I was looking for nazams which reflected the true Faiz, which came from the recesses of his heart. My interpretation is completely different from what people normally interpret Faiz. My interpretation of him is that though he’s a great romantic, but in all his romantic poetry comes out the revolutionary, the man who is constantly thinking of the peasant, the man who’s constantly thinking of labour, the man who’s constantly thinking of the man in the street. And that’s why I’ve dedicated this book also to the voiceless. To the people who have no voice.
On that note, I wanted to ask you, Faiz is part of that generation of progressive poets. Before Faiz comes onto the scene, we already have a tradition of the political Gazal. So, Faiz is part of that entire generation, where are all of them, you know, writing about the common man, writing about a change in the system and evoking resistance. Many of them also suffered. And their poetry is not too dissimilar to Faiz, yet Faiz enjoys a popularity which is actually more than all of their popularity put together. And how does that or why does that happen?
I feel it is the passion in his words. For instance, Faiz Sabh is not really impacted by partition. He is a Pakistani all his life.
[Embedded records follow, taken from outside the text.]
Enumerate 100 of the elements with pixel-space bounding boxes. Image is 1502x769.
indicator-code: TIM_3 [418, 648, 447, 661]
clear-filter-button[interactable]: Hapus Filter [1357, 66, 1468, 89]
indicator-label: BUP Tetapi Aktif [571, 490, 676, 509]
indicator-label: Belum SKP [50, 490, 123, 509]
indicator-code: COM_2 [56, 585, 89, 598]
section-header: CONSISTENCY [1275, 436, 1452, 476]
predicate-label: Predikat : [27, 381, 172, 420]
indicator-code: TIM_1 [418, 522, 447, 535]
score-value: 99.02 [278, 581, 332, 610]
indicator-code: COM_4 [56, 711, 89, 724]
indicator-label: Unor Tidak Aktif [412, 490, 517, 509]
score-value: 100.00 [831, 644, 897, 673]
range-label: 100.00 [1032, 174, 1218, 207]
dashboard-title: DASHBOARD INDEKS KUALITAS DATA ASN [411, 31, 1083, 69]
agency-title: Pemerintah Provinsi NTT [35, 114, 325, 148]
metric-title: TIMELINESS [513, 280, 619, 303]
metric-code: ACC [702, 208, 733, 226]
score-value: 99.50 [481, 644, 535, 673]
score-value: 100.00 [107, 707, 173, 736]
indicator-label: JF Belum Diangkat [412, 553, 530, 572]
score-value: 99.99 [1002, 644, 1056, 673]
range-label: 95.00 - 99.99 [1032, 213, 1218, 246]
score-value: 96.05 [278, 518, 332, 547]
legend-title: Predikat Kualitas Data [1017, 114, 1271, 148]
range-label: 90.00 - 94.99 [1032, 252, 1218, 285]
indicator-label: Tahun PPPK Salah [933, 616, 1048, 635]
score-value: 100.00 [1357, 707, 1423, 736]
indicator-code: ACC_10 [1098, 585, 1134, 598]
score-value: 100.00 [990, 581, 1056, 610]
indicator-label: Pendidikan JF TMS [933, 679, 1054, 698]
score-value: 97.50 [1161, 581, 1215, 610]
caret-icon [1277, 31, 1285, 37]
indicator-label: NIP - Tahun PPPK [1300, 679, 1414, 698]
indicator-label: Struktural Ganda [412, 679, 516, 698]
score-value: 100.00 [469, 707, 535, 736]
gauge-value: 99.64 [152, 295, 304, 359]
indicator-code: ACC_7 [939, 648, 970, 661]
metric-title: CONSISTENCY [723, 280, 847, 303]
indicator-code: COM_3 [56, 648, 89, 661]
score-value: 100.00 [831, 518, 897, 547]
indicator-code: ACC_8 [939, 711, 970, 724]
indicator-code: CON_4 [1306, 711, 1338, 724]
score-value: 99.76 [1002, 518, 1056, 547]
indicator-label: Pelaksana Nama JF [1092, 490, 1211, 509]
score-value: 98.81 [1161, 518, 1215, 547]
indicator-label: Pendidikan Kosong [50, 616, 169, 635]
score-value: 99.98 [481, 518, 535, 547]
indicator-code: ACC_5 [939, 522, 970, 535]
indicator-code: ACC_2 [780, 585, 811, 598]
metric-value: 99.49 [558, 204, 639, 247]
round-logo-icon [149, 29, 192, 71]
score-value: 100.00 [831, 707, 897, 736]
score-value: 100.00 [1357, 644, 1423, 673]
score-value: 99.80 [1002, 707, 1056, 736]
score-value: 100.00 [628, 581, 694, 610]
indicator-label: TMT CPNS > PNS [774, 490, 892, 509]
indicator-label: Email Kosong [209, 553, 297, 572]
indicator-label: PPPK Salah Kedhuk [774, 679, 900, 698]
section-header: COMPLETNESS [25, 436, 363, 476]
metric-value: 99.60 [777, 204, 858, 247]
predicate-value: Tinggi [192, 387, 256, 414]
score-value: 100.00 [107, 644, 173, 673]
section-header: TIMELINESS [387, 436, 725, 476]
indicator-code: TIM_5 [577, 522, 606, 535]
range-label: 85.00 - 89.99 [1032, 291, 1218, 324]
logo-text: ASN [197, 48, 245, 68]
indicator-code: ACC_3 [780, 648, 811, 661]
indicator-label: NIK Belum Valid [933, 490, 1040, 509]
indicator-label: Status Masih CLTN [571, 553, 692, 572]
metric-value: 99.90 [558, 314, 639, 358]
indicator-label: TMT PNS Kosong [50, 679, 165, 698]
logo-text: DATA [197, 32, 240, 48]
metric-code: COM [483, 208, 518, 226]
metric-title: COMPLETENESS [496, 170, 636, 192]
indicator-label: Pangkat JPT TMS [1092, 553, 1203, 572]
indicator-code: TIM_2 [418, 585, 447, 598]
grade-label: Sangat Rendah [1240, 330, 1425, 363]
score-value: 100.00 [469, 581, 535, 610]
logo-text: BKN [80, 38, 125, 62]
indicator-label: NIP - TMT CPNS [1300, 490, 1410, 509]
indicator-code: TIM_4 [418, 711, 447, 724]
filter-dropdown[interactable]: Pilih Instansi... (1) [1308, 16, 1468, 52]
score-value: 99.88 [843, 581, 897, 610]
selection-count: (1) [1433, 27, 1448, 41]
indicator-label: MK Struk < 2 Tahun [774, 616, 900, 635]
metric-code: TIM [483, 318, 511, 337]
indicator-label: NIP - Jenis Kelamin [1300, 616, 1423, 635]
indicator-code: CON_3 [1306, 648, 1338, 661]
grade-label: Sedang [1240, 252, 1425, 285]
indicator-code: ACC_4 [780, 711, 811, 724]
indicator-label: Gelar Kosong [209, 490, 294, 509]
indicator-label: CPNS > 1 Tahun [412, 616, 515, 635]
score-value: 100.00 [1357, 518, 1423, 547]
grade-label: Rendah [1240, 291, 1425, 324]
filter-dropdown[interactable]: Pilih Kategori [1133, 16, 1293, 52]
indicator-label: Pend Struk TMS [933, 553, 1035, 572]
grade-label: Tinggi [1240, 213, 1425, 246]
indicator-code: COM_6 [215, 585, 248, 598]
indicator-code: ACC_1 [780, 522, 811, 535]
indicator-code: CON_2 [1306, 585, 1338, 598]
He is born there, he lives there, he works there, but it is his greatness, that in 1948, in those difficult days, he comes to India on Gandhi’s funeral. And he says that this is not the freedom that we had asked for. Is this the India that was conceptualized in 1947, or have we gotten lost along the way?
He was faced with a political system, which almost constantly forced him to be challenging and to be resistant, to be a dissenter in the Pakistani political system. So that actually gave his life a constant pole of righteousness. And second, he himself was such a mellow, calm, non- controversial, reticent fellow, that it gave his personality an attractiveness that went even beyond his poetry. So, his life in a sense, fed into that appeal, that aura. And especially after 1970s, the kind of international figure that he became when he was living in Beirut. He wrote about the Turkish poet Nazim Hikmet, he wrote about African figures, he wrote about Ashgabat ki ek sham, he wrote about Tashkent. So he was, in a sense, a poet after the 1970s, especially, whose concerns were very cosmopolitan and international. His is a personality that is truly international.